I am glad you are seeing this as a learning opportunity. That is part of the purpose of feedback - to help you grow and develop. If you were already fantastic at everything you wouldn't need to do a residency at all. My programs seems to be accepting more autistic residents these days so I often have to instruct my residents about this. The best way to learn about this is through directly observed supervision and feedback and case discussion. I hope your senior actually gave you specific examples in the moment of the things you were missing rather than making a sweeping statement. In addition, during your psychotherapy training you will learn to listen to patients. Listening to patients is really the key of what we do and that means getting the subtext, noting the large amounts of non-verbal communication and whether they align with what the patient is telling you, a focus on form rather than content, and also picking up what the patient is telling you.

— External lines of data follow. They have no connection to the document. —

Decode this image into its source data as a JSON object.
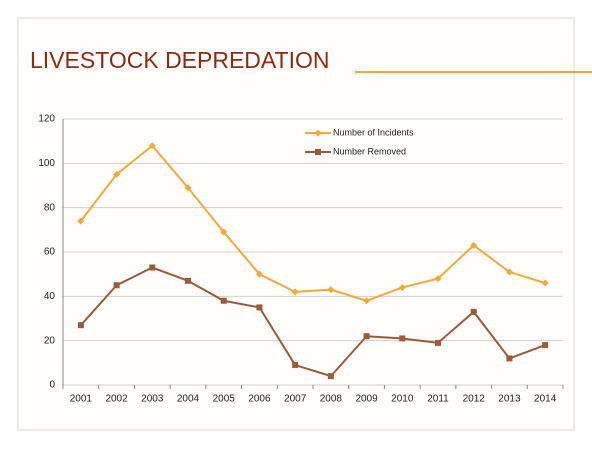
{
  "chart_data": {
    "type": "line",
    "title": "LIVESTOCK DEPREDATION",
    "categories": [
      "2001",
      "2002",
      "2003",
      "2004",
      "2005",
      "2006",
      "2007",
      "2008",
      "2009",
      "2010",
      "2011",
      "2012",
      "2013",
      "2014"
    ],
    "series": [
      {
        "name": "Number of Incidents",
        "color": "#f2a93b",
        "marker": "diamond",
        "values": [
          74,
          95,
          108,
          89,
          69,
          50,
          42,
          43,
          38,
          44,
          48,
          63,
          51,
          46
        ]
      },
      {
        "name": "Number Removed",
        "color": "#9a5a3c",
        "marker": "square",
        "values": [
          27,
          45,
          53,
          47,
          38,
          35,
          9,
          4,
          22,
          21,
          19,
          33,
          12,
          18
        ]
      }
    ],
    "ylim": [
      0,
      120
    ],
    "yticks": [
      0,
      20,
      40,
      60,
      80,
      100,
      120
    ],
    "grid": true,
    "legend": "top"
  }
}
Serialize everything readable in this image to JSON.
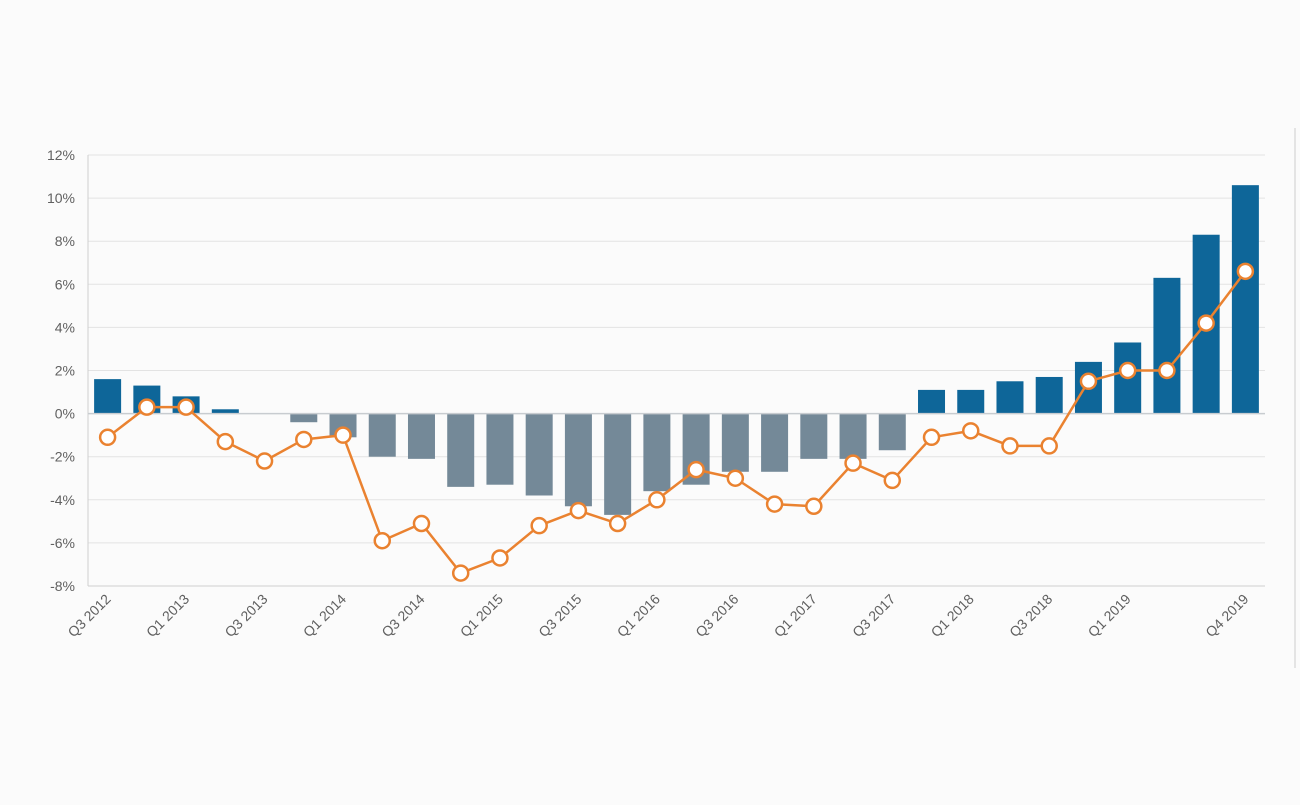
{
  "chart_data": {
    "type": "bar",
    "categories": [
      "Q3 2012",
      "Q4 2012",
      "Q1 2013",
      "Q2 2013",
      "Q3 2013",
      "Q4 2013",
      "Q1 2014",
      "Q2 2014",
      "Q3 2014",
      "Q4 2014",
      "Q1 2015",
      "Q2 2015",
      "Q3 2015",
      "Q4 2015",
      "Q1 2016",
      "Q2 2016",
      "Q3 2016",
      "Q4 2016",
      "Q1 2017",
      "Q2 2017",
      "Q3 2017",
      "Q4 2017",
      "Q1 2018",
      "Q2 2018",
      "Q3 2018",
      "Q4 2018",
      "Q1 2019",
      "Q2 2019",
      "Q3 2019",
      "Q4 2019"
    ],
    "x_tick_labels": [
      "Q3 2012",
      "",
      "Q1 2013",
      "",
      "Q3 2013",
      "",
      "Q1 2014",
      "",
      "Q3 2014",
      "",
      "Q1 2015",
      "",
      "Q3 2015",
      "",
      "Q1 2016",
      "",
      "Q3 2016",
      "",
      "Q1 2017",
      "",
      "Q3 2017",
      "",
      "Q1 2018",
      "",
      "Q3 2018",
      "",
      "Q1 2019",
      "",
      "",
      "Q4 2019"
    ],
    "series": [
      {
        "type": "bar",
        "values": [
          1.6,
          1.3,
          0.8,
          0.2,
          0.0,
          -0.4,
          -1.1,
          -2.0,
          -2.1,
          -3.4,
          -3.3,
          -3.8,
          -4.3,
          -4.7,
          -3.6,
          -3.3,
          -2.7,
          -2.7,
          -2.1,
          -2.1,
          -1.7,
          1.1,
          1.1,
          1.5,
          1.7,
          2.4,
          3.3,
          6.3,
          8.3,
          10.6
        ],
        "positive_color": "#0e6699",
        "negative_color": "#748998"
      },
      {
        "type": "line",
        "values": [
          -1.1,
          0.3,
          0.3,
          -1.3,
          -2.2,
          -1.2,
          -1.0,
          -5.9,
          -5.1,
          -7.4,
          -6.7,
          -5.2,
          -4.5,
          -5.1,
          -4.0,
          -2.6,
          -3.0,
          -4.2,
          -4.3,
          -2.3,
          -3.1,
          -1.1,
          -0.8,
          -1.5,
          -1.5,
          1.5,
          2.0,
          2.0,
          4.2,
          6.6
        ],
        "color": "#ea8230",
        "marker_fill": "#ffffff"
      }
    ],
    "y_ticks": [
      "12%",
      "10%",
      "8%",
      "6%",
      "4%",
      "2%",
      "0%",
      "-2%",
      "-4%",
      "-6%",
      "-8%"
    ],
    "ylim": [
      -8,
      12
    ],
    "y_step": 2,
    "grid": true,
    "legend": "none",
    "title": "",
    "xlabel": "",
    "ylabel": ""
  }
}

I will give you some examples to think about here:
1. A young man with a history of psychotic illness is hospitalized following a suicide attempt. you see him and offer him different medications to treat his depression and psychosis, as well as other treatment options, all of which he rebuffs. he is agreeable to hospitalization even though he adamantly refuses medications and appears to have capacity to refuse. he notes nothing has ever worked for him. he says he enjoys hearing voices. you continue to explore potential treatment options and instill hope, to no avail.
You are missing that this patient is telling you he is unhelpable, he enjoys being sick, he wants to be taken cared for, and is frightened of recovering and being confronted with the responsibilities of life and the possibility of failure. continuing to offer treatments and hope is to miss the point.
2. A middle aged homeless woman with a history of depression, fibromyalgia, and cocaine addiction presents to the ER following a reported overdose as a suicide attempt. She appears calm, cheerful and comfortable in the emergency department with no objective symptoms of depression but ongoing suicidal ideation and intent. she complains of a wide range of physical symptoms that she attributes to her "fibro." You consider that she might be malingering or feigning suicidality for shelter given incongruence of her presentation.
You are missing that this patient's calm and somatization indicates a deeply disturbed personality structure, and a high risk of suicidality, despite the lack of classic depressive symptoms. Further assessment would likely reveal a history of trauma, insecure attachment, and alexithymia.
3. You evaluate a woman who presents to establish psychiatric care. She begins by reporting that she was sexually abused as a child and goes into graphic detail about the nature of this abuse and feel unable to cut her off given the content of what she is describing and the level of intensity. by the end of the evaluation you know very little about her other than that she is a survivor of childhood sexual abuse and wonder about PTSD +/- borderline personality disorder.
You are missing that this patient has not told you anything about her current circumstances. She is using her past to avoid talking about the present which is much more painful if more mundane. Her ability to talk in great deal coherently about this makes PTSD related to childhood sexual abuse highly unlikely. She wants to shock you, provoke you, and silence you. she needs to cling on to seeing herself as a survivor , and thinks you will only be interest in her if she titillates you in this way.
These are more nuanced examples I would expect most students not to get. It's also possible you are having trouble grasping with the basics and not acknowledging more obvious things patients are saying or providing empathic validation, paraphrasing, summarizing, clarification, confrontation, identifying and naming emotions etc. Some students (and residents) focus so much on gathering the history and asking about SI/HI/AVH that they miss the patient in front of them and their story.